Déjà derrière la caméra avec Corporate en 2017, Nicolas Silhol est surtout connu pour être l’auteur du scénario de Les Éblouis de Sarah Suco, ainsi que celui de Sentinelle sud de Mathieu Gérault. Anti-Squat s’attaque à un thème fort, celui de la crise du logement, alors que ce secteur subit une énorme pression locative et une flambée des prix, mettant sur la touche ceux qui n’ont pas la chance de pouvoir se loger convenablement. Mis en place en 2009, un dispositif permet à des propriétaires de donner la gestion de leurs biens à des organismes publics ou privés, assurant ainsi la sécurité des espaces vacants et des solutions de logements censés apporter une réponse à cette crise durable et précarisante. Seulement, ce que dénonce ce film n’est pas une mesure sociale, mais un véritable scandale où des dirigeants se transforment en profiteurs, des marchands de sommeil profitant de la législation pour élaborer un trafic locatif, au détriment de toute une classe n’ayant pas des moyens financiers suffisants.

Inès et son fils Adam sont menacés d’expulsion. Elle doit à tout prix décrocher un emploi. Pour s’en sortir, elle est prise à l’essai dans une entreprise proposant des logements dans des bureaux vides.

À l’heure où le logement manque, où les demandes explosent, Anti-Squat parle d’un système honteux, la protection par l’occupation, voulant améliorer la situation des mal-logés, alors qu’il privilégie le profit à l’humain.

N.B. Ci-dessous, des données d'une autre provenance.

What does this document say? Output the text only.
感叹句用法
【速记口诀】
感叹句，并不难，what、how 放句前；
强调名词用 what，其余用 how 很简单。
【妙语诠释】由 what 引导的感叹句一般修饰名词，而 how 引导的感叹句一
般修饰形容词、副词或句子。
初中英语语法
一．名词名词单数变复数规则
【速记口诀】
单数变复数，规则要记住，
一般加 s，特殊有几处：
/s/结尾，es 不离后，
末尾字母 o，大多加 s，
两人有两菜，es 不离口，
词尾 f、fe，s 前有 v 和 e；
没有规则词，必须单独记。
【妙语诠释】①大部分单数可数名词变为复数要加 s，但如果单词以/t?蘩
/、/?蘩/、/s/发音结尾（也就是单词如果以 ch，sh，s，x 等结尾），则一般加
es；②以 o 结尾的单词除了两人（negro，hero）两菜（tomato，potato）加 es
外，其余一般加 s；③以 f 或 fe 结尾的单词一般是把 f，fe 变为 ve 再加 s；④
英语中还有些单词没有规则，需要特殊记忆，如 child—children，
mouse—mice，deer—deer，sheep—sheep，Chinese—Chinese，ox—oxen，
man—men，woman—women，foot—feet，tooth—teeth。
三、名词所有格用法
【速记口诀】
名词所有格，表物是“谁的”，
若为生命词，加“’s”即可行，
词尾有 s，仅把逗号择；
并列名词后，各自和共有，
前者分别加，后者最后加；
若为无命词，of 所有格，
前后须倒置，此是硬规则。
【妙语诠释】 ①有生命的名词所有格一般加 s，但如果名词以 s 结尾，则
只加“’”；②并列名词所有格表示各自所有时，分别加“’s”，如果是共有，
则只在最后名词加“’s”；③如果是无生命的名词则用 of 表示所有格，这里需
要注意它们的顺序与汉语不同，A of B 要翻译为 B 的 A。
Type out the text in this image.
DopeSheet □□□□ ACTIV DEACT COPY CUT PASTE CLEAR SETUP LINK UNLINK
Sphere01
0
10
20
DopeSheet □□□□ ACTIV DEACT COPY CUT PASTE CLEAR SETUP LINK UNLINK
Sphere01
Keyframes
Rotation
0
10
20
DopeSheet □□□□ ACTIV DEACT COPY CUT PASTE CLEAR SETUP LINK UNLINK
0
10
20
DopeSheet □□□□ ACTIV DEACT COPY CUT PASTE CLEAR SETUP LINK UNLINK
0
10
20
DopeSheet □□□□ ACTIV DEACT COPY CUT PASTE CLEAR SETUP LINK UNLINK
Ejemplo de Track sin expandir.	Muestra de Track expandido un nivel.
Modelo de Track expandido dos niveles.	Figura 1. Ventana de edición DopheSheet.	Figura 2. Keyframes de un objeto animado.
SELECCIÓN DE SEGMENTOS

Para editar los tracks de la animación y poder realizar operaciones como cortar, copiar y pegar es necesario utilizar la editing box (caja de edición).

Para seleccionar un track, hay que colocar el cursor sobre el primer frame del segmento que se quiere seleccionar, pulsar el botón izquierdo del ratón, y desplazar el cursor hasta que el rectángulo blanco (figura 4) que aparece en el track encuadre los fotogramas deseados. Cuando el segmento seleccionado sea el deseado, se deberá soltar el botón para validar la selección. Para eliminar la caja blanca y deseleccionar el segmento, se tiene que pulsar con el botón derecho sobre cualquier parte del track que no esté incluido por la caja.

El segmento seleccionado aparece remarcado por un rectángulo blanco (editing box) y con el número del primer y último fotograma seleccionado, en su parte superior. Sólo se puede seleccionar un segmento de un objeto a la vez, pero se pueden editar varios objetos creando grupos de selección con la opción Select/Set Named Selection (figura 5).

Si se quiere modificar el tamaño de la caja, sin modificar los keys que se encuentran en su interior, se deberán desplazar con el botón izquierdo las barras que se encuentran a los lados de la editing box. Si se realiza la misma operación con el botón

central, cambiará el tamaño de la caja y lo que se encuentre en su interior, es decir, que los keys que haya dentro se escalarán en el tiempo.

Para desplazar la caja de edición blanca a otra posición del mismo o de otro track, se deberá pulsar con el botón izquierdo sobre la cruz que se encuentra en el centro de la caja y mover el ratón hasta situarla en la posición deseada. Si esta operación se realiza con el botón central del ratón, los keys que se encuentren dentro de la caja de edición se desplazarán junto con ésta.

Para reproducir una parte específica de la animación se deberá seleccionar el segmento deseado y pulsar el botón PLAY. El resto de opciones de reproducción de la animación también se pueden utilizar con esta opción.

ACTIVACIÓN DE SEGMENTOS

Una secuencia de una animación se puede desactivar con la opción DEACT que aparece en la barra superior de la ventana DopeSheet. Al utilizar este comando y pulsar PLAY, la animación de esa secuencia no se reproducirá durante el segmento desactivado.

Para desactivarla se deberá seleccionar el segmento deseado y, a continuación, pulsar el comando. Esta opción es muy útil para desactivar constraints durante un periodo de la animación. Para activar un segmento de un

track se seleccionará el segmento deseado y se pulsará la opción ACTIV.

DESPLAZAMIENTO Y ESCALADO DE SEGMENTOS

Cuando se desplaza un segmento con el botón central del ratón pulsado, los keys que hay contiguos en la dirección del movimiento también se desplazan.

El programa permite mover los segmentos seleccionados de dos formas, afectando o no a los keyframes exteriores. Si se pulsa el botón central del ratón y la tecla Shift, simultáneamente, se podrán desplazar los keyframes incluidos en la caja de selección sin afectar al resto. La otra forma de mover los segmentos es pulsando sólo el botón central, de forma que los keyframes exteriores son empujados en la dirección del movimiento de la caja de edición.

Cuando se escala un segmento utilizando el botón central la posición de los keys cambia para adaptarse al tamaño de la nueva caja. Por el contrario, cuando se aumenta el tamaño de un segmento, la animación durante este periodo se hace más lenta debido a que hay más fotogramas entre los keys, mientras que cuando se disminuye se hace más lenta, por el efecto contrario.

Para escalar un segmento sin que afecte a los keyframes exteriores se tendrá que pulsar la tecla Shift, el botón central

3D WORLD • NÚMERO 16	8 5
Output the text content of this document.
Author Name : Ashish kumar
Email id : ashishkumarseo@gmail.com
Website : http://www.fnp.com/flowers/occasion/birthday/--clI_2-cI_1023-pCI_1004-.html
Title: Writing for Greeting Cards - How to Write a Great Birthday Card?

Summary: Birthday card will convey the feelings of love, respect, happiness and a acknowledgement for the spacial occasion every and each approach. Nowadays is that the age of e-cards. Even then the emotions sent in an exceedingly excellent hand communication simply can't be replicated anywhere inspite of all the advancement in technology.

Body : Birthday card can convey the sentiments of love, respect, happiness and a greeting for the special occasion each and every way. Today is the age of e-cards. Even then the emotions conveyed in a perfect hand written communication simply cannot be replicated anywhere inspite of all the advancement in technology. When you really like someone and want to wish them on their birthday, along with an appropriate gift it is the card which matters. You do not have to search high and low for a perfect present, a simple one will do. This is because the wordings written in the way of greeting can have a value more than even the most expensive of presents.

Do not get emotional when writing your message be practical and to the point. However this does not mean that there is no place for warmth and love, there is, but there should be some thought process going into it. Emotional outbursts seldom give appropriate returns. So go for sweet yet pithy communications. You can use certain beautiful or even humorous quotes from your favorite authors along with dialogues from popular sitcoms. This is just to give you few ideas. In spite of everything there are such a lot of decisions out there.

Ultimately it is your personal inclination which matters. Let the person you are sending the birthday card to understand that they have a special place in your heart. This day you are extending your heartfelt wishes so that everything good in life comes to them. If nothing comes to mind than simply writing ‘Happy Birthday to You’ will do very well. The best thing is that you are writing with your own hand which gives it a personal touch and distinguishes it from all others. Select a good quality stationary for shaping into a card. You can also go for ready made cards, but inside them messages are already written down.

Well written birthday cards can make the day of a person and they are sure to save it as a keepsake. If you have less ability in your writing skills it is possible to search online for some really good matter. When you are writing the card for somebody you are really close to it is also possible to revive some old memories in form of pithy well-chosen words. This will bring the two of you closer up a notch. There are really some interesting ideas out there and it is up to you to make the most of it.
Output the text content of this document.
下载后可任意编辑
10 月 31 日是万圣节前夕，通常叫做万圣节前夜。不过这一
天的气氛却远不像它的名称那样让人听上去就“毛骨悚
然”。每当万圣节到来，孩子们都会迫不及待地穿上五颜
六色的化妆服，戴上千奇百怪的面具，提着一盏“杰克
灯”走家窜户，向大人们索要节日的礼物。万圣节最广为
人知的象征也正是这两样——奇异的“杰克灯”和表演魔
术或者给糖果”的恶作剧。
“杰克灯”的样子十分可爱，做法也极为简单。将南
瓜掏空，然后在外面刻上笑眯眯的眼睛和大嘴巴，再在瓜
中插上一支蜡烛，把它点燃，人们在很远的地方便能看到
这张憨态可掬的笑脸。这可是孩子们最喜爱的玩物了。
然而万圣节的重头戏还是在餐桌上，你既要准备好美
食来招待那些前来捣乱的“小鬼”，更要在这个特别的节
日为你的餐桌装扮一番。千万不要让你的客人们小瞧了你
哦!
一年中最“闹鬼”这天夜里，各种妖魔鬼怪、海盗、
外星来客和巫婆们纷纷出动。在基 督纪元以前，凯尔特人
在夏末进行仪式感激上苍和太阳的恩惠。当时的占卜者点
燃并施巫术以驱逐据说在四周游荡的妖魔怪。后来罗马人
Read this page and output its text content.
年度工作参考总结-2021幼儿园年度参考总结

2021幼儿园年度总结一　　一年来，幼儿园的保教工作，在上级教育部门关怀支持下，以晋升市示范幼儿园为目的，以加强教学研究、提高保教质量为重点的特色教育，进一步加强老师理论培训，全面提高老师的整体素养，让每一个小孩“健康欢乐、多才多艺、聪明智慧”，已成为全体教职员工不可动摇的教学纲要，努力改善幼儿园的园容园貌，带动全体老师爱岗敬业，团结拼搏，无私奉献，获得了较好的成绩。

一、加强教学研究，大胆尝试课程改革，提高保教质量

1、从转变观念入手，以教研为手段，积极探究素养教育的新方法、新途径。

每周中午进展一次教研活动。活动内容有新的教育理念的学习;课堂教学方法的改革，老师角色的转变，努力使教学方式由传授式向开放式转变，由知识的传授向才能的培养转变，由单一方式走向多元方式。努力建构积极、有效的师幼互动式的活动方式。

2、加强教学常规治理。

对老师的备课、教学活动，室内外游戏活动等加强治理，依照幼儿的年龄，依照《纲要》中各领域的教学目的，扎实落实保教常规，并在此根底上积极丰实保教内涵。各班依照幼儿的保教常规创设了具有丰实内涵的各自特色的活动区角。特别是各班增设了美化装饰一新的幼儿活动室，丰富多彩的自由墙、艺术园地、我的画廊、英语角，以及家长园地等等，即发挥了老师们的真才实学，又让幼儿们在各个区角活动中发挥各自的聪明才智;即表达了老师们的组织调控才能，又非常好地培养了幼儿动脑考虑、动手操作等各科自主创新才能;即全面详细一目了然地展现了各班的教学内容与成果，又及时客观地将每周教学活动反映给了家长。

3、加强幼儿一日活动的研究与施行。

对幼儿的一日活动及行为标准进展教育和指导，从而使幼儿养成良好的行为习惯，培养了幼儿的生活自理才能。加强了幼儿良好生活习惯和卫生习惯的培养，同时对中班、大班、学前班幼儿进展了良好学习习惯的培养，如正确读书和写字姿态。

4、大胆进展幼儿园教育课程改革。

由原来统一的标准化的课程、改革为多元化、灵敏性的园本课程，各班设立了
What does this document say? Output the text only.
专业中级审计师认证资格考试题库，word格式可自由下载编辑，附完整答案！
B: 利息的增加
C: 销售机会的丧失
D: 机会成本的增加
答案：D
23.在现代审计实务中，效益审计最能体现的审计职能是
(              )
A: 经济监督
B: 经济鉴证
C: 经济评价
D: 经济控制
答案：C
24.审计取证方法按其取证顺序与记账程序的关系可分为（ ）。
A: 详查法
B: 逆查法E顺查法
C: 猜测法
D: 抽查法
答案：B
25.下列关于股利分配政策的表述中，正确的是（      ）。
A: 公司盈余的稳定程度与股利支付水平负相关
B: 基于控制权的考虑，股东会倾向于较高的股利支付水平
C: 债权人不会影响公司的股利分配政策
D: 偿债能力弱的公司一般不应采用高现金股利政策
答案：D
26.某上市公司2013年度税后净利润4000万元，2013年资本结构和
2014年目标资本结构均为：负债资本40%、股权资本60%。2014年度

Ce dispositif, renforcé par l’article 29 de la loi Elan puis par la loi Anti-Squat promulguée en 2023, ne fait qu’accentuer la précarisation et ne propose aucune amélioration, sauf des solutions seulement temporaires pour des centaines de personnes se retrouvant dans une grande difficulté d’accès au logement. Des bureaux vacants servent d’installations pour une courte durée, évitant ainsi la présence de squatteurs, mais devenant presque un hôtel de passage pour ces nombreux résidents. Alors que le gouvernement veut fortement répondre à cette pression de l’immobilier, ce qu’il met en place produit tout à fait le contraire, avec un schéma favorisant les propriétaires, et non les locataires. Anti-Squat parle d’une loi encore très méconnue en France. Peu de Français connaissent l’existence de cette forme de réquisition de ces locaux inutilisés. Si l’ambition initiale de ce dispositif ne souffre d’aucun doute, son application laisse à désirer. En effet, le film de Nicolas Silhol livre une argumentation claire, pointant du doigt un système dysfonctionnel, où les résidents deviennent des victimes d’une organisation dirigée par des marchands de sommeil Moyennant un loyer mensuel de 200 euros, ces sociétés profitent de la situation fragile, n’offrant aucune solution pérenne pour ces locataires soumis à des règles plus contraignantes que positives, avec des droits limités et des possibilités d’expulsions. Très intéressant, Anti-Squat permet d’alerter sur des pratiques, légales mais injustes, augmentant la sinistrose du secteur, et surtout le danger d’exclusion et de pauvreté. L’œuvre raconte les failles d’une structure, avec ces bureaux occupés et cette employée assurant la fonction de concierge, incarnée par Louise Bourgoin. On se retrouve ici face à un schéma où existe une marchandisation du logement, un trafic qui se transforme en pure exploitation.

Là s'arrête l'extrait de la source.